I’m afraid, he went on, I’m afraid this has been in our minds since the beginning—since the extraordinary binding between you and Ebon. Since Niahi is a king’s daughter and your father has no more children, and because she is small for her age and until this year would have found the journey to your palace difficult, we have been able to avoid binding her. Because we have been wondering . . .
Sylvi said sadly, None of us has wondered anything. To us—to us humans—Ebon and I are just freaks. The magicians translate; that is the system. There is nothing to—to talk about. She looked at Lrrianay, and he looked back, from his dark, deep, inscrutable pegasus eyes.
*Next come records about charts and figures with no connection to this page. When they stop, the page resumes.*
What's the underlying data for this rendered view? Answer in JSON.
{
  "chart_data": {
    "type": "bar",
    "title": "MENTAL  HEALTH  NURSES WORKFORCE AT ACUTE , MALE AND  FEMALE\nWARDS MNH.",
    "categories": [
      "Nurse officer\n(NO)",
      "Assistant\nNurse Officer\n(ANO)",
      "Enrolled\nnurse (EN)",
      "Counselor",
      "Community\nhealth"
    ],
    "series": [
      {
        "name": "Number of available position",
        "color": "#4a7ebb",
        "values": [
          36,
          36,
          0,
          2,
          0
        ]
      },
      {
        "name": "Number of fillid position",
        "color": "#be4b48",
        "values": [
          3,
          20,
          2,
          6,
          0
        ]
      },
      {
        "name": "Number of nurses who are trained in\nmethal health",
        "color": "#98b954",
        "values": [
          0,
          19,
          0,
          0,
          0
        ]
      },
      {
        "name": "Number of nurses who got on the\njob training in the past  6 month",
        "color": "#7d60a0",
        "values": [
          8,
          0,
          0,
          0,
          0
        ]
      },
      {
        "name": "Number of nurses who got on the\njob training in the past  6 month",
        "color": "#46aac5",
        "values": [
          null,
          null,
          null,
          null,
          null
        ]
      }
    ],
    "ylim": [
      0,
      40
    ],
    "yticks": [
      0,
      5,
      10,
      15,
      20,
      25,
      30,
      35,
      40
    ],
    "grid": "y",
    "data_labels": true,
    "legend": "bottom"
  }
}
What are you still not telling me? she said. There was a pause. She took a deep breath, finished letting it out and said, It’s about our magicians, isn’t it?
There was another, longer pause. The other pegasi had now retreated a little farther—beyond eavesdropping distance, Sylvi assumed ; she’d heard Niahi being herded away by her mother, protesting every step.
You have held to the treaty, Lrrianay said at last, and that great promise has given us our lives, by your strength to hold. And your commitment to our bonding ritual tells us that we are a part of your lives and not merely ink marks on an old page.